Many histologic parameters influence the prognosis of patients having kidney tumor excision or kidney donation. Among these criteria are glomerular density, glomerular volume, vascular luminal stenosis, and the degree of interstitial fibrosis/tubular atrophy. Deep-learning-based automated measures might save time and deliver more exact results. For a study, researchers sought to provide a free tool for automatically obtaining kidney histology prognostic characteristics. In all, 241 healthy kidney tissue samples were divided into 3 separate cohorts. The “Training” cohort (n=65) was used to train two convolutional neural networks, one to recognize cortex and the other to segregate kidney structures. The performance of the “Test” cohort (n=50) was evaluated by comparing manually delineated regions of interest to projected ones. The “Application” cohort (n=126) compared prognostic histologic data produced manually to data obtained using an algorithm based on a combination of two convolutional neural networks.

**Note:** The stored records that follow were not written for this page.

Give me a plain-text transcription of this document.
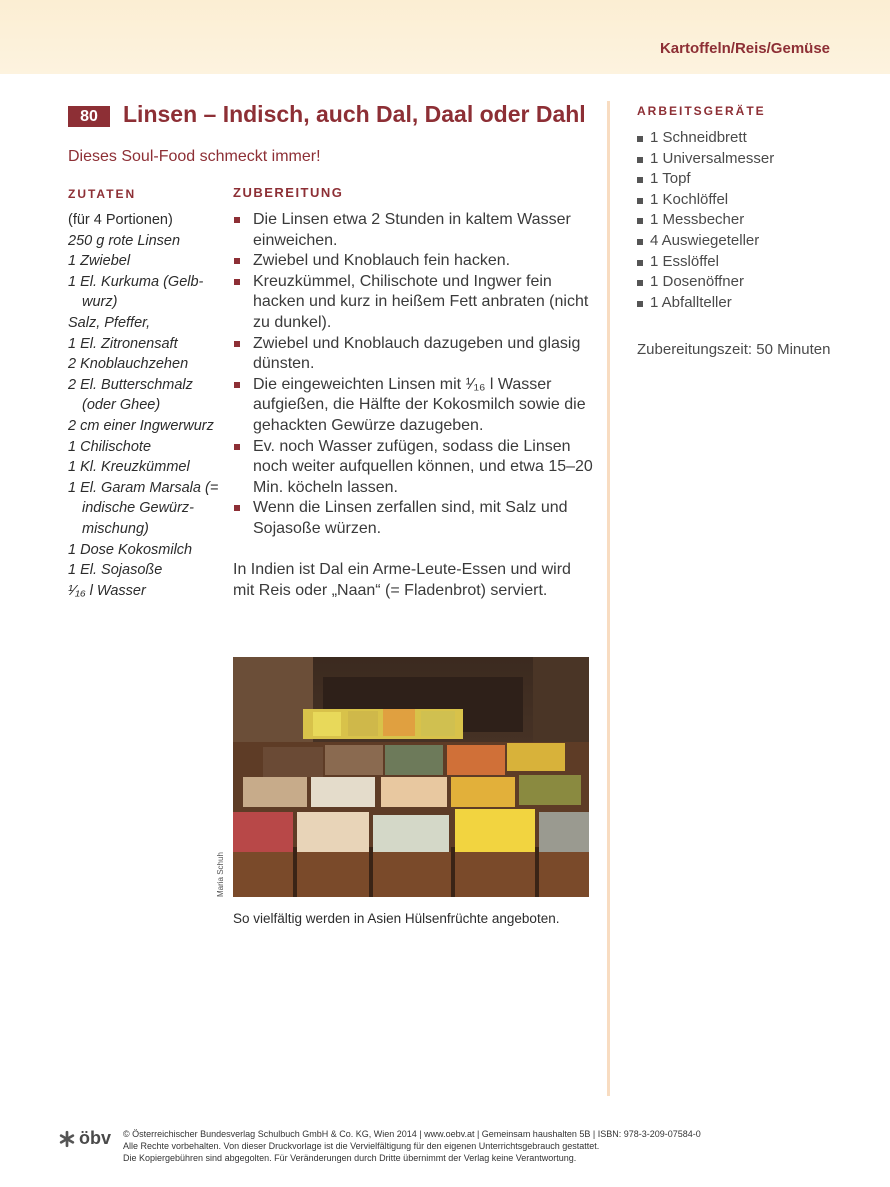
Kartoffeln/Reis/Gemüse
80	Linsen – Indisch, auch Dal, Daal oder Dahl
Dieses Soul-Food schmeckt immer!
ZUTATEN
(für 4 Portionen)
250 g rote Linsen
1 Zwiebel
1 El. Kurkuma (Gelb- wurz)
Salz, Pfeffer,
1 El. Zitronensaft
2 Knoblauchzehen
2 El. Butterschmalz (oder Ghee)
2 cm einer Ingwerwurz
1 Chilischote
1 Kl. Kreuzkümmel
1 El. Garam Marsala (= indische Gewürz- mischung)
1 Dose Kokosmilch
1 El. Sojasoße
¹⁄₁₆ l Wasser
ZUBEREITUNG
Die Linsen etwa 2 Stunden in kaltem Wasser einweichen.
Zwiebel und Knoblauch fein hacken.
Kreuzkümmel, Chilischote und Ingwer fein hacken und kurz in heißem Fett anbraten (nicht zu dunkel).
Zwiebel und Knoblauch dazugeben und glasig dünsten.
Die eingeweichten Linsen mit ¹⁄₁₆ l Wasser aufgießen, die Hälfte der Kokosmilch sowie die gehackten Gewürze dazugeben.
Ev. noch Wasser zufügen, sodass die Linsen noch weiter aufquellen können, und etwa 15–20 Min. köcheln lassen.
Wenn die Linsen zerfallen sind, mit Salz und Sojasoße würzen.

In Indien ist Dal ein Arme-Leute-Essen und wird mit Reis oder „Naan“ (= Fladenbrot) serviert.

Maria Schuh
So vielfältig werden in Asien Hülsenfrüchte angeboten.
ARBEITSGERÄTE
1 Schneidbrett
1 Universalmesser
1 Topf
1 Kochlöffel
1 Messbecher
4 Auswiegeteller
1 Esslöffel
1 Dosenöffner
1 Abfallteller
Zubereitungszeit: 50 Minuten
öbv © Österreichischer Bundesverlag Schulbuch GmbH & Co. KG, Wien 2014 | www.oebv.at | Gemeinsam haushalten 5B | ISBN: 978-3-209-07584-0
Alle Rechte vorbehalten. Von dieser Druckvorlage ist die Vervielfältigung für den eigenen Unterrichtsgebrauch gestattet.
Die Kopiergebühren sind abgegolten. Für Veränderungen durch Dritte übernimmt der Verlag keine Verantwortung.
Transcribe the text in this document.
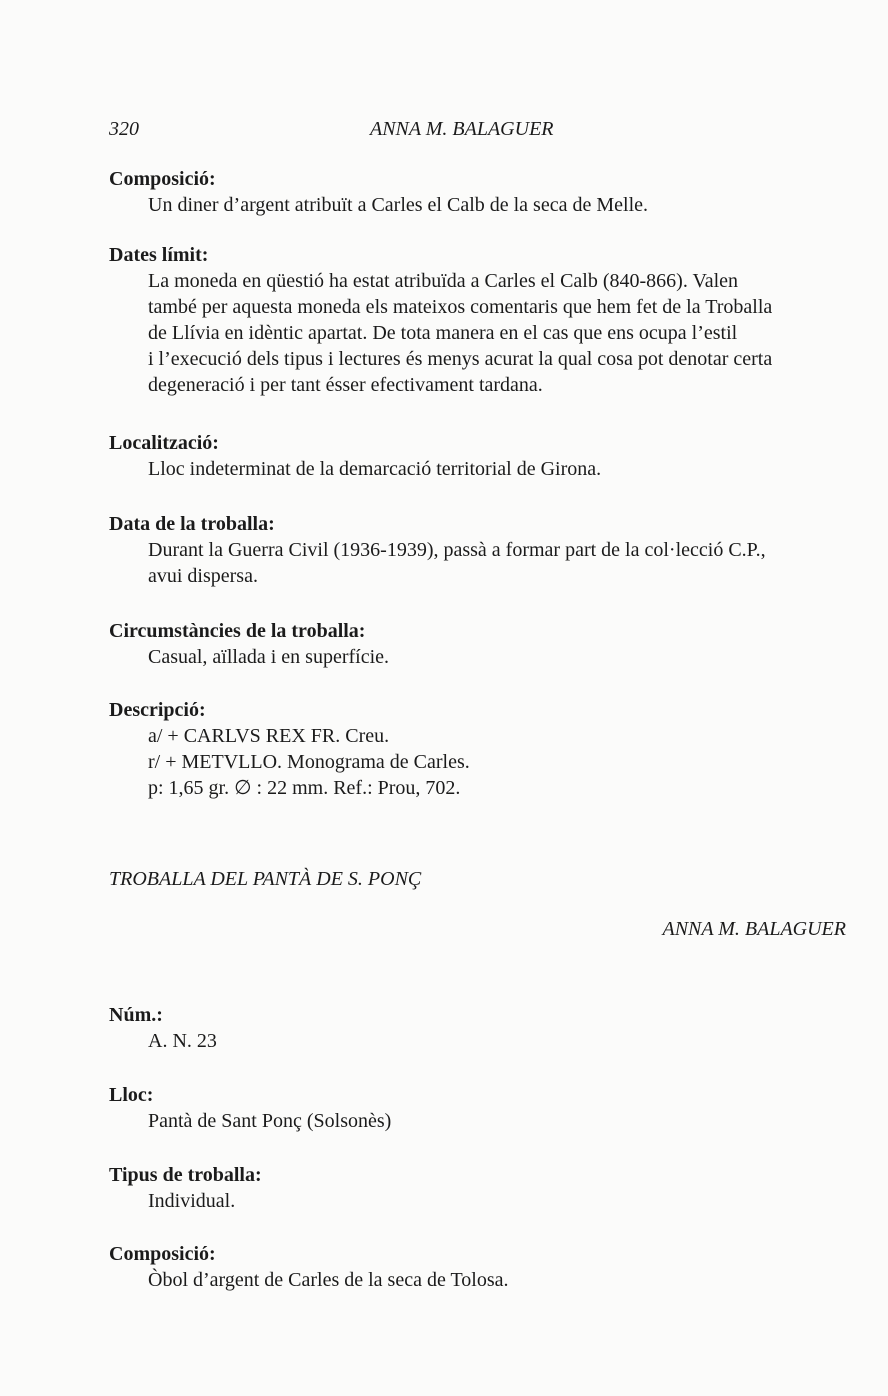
320	ANNA M. BALAGUER
Composició:

Un diner d’argent atribuït a Carles el Calb de la seca de Melle.

Dates límit:

La moneda en qüestió ha estat atribuïda a Carles el Calb (840-866). Valen

també per aquesta moneda els mateixos comentaris que hem fet de la Troballa

de Llívia en idèntic apartat. De tota manera en el cas que ens ocupa l’estil

i l’execució dels tipus i lectures és menys acurat la qual cosa pot denotar certa

degeneració i per tant ésser efectivament tardana.

Localització:

Lloc indeterminat de la demarcació territorial de Girona.

Data de la troballa:

Durant la Guerra Civil (1936-1939), passà a formar part de la col·lecció C.P.,

avui dispersa.

Circumstàncies de la troballa:

Casual, aïllada i en superfície.

Descripció:

a/ + CARLVS REX FR. Creu.

r/ + METVLLO. Monograma de Carles.

p: 1,65 gr. ∅ : 22 mm. Ref.: Prou, 702.

TROBALLA DEL PANTÀ DE S. PONÇ
ANNA M. BALAGUER
Núm.:

A. N. 23

Lloc:

Pantà de Sant Ponç (Solsonès)

Tipus de troballa:

Individual.

Composició:

Òbol d’argent de Carles de la seca de Tolosa.
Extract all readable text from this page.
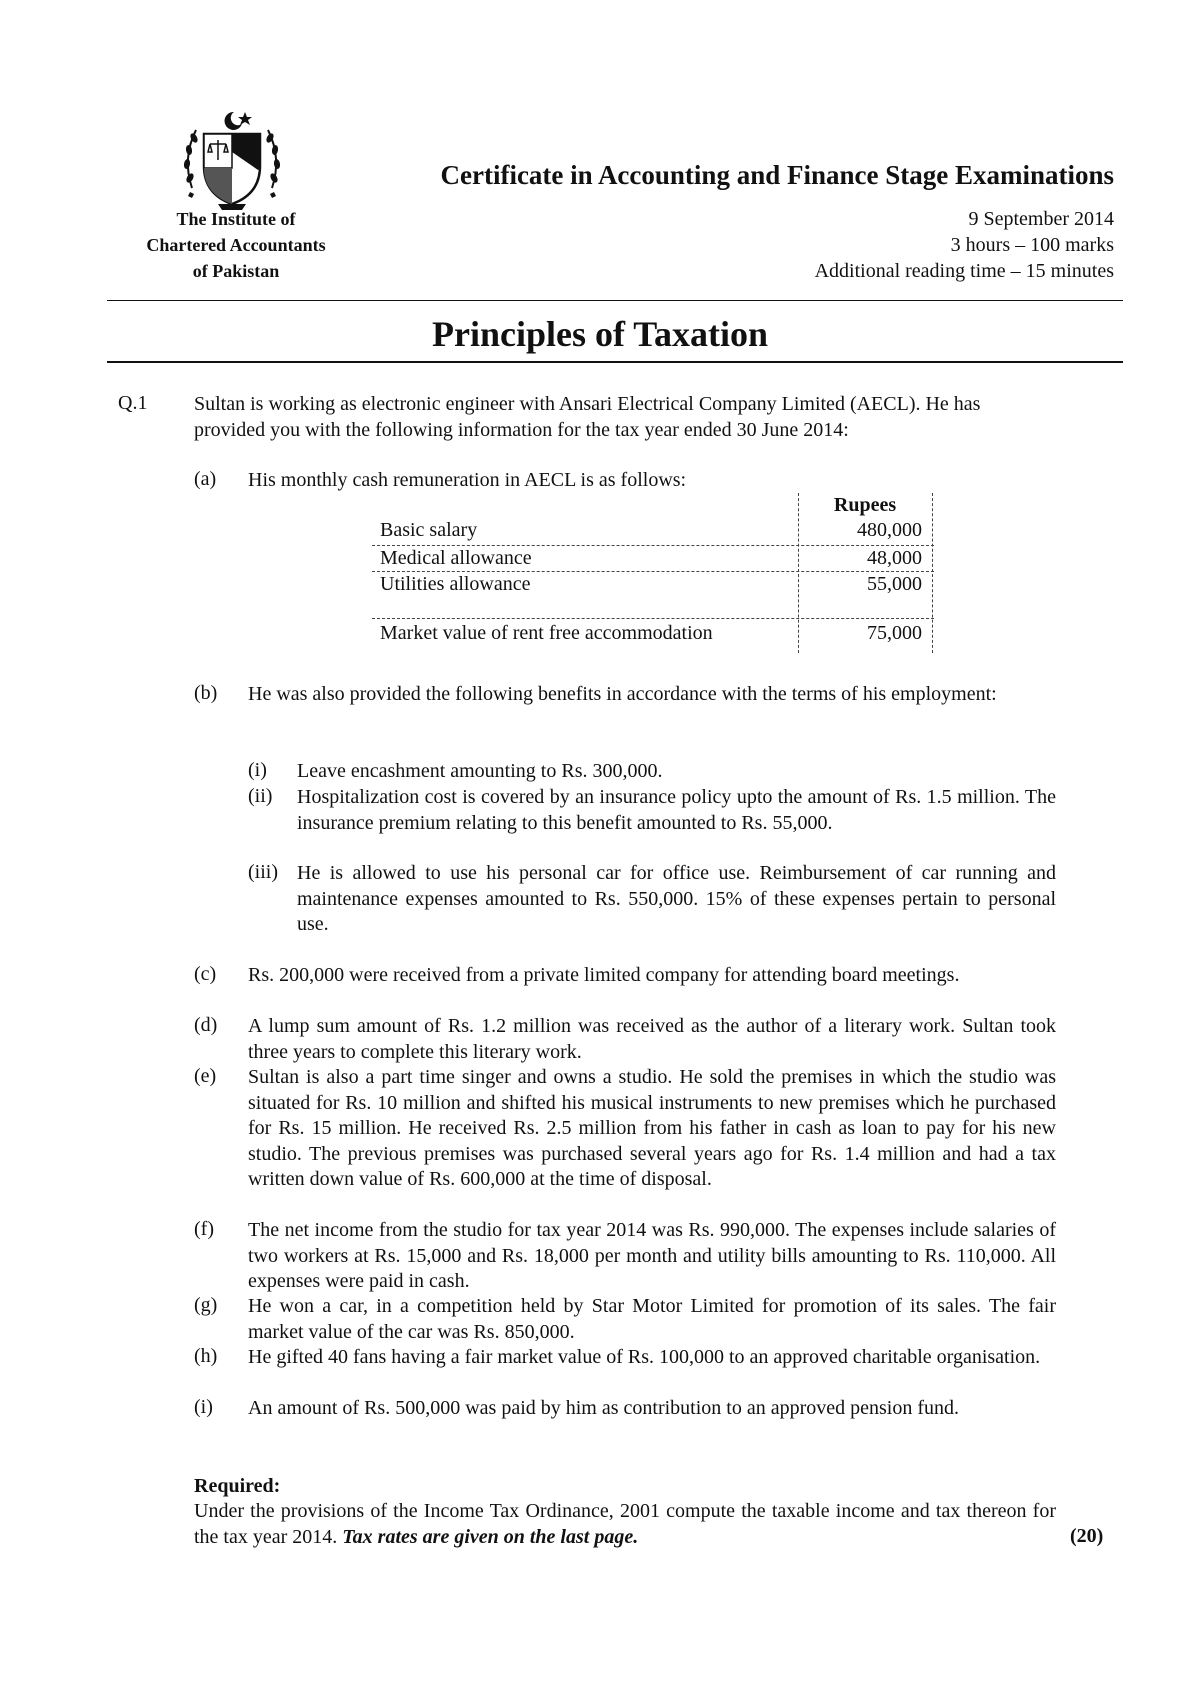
The Institute of
Chartered Accountants
of Pakistan
Certificate in Accounting and Finance Stage Examinations
9 September 2014
3 hours – 100 marks
Additional reading time – 15 minutes
Principles of Taxation
Q.1 Sultan is working as electronic engineer with Ansari Electrical Company Limited (AECL). He has provided you with the following information for the tax year ended 30 June 2014:
(a) His monthly cash remuneration in AECL is as follows:
Rupees
Basic salary	480,000
Medical allowance	48,000
Utilities allowance	55,000
Market value of rent free accommodation	75,000
(b) He was also provided the following benefits in accordance with the terms of his employment:
(i) Leave encashment amounting to Rs. 300,000.
(ii) Hospitalization cost is covered by an insurance policy upto the amount of Rs. 1.5 million. The insurance premium relating to this benefit amounted to Rs. 55,000.
(iii) He is allowed to use his personal car for office use. Reimbursement of car running and maintenance expenses amounted to Rs. 550,000. 15% of these expenses pertain to personal use.
(c) Rs. 200,000 were received from a private limited company for attending board meetings.
(d) A lump sum amount of Rs. 1.2 million was received as the author of a literary work. Sultan took three years to complete this literary work.
(e) Sultan is also a part time singer and owns a studio. He sold the premises in which the studio was situated for Rs. 10 million and shifted his musical instruments to new premises which he purchased for Rs. 15 million. He received Rs. 2.5 million from his father in cash as loan to pay for his new studio. The previous premises was purchased several years ago for Rs. 1.4 million and had a tax written down value of Rs. 600,000 at the time of disposal.
(f) The net income from the studio for tax year 2014 was Rs. 990,000. The expenses include salaries of two workers at Rs. 15,000 and Rs. 18,000 per month and utility bills amounting to Rs. 110,000. All expenses were paid in cash.
(g) He won a car, in a competition held by Star Motor Limited for promotion of its sales. The fair market value of the car was Rs. 850,000.
(h) He gifted 40 fans having a fair market value of Rs. 100,000 to an approved charitable organisation.
(i) An amount of Rs. 500,000 was paid by him as contribution to an approved pension fund.
Required:
Under the provisions of the Income Tax Ordinance, 2001 compute the taxable income and tax thereon for the tax year 2014. Tax rates are given on the last page.	(20)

The networks performed well in the test cohort, isolating the cortex and segmenting the parts of interest (>90% of the cortex, healthy tubules, glomeruli, and even worldwide sclerotic glomeruli were found). The anticipated and predicted prognostic results in the Application cohort were strongly associated. The correlation coefficients r for glomerular volume, 0.51 for glomerular density, 0.75 for interstitial fibrosis, 0.71 for tubular atrophy, and 0.73 for vascular intimal thickness, respectively, were 0.85, 0.51, 0.75, 0.71, and 0.73 for vascular intimal thickness. Considerable tubular atrophy and interstitial fibrosis levels (receiver operator characteristic curves with area under the curves of 0.92 and 0.91, respectively) or significant vascular luminal stenosis (>50%) were well predicted by the method (area under the curve, 0.85). The technology automated kidney tissue segmentation in order to acquire prognostic histologic data in a quick, objective, reliable, and repeatable manner.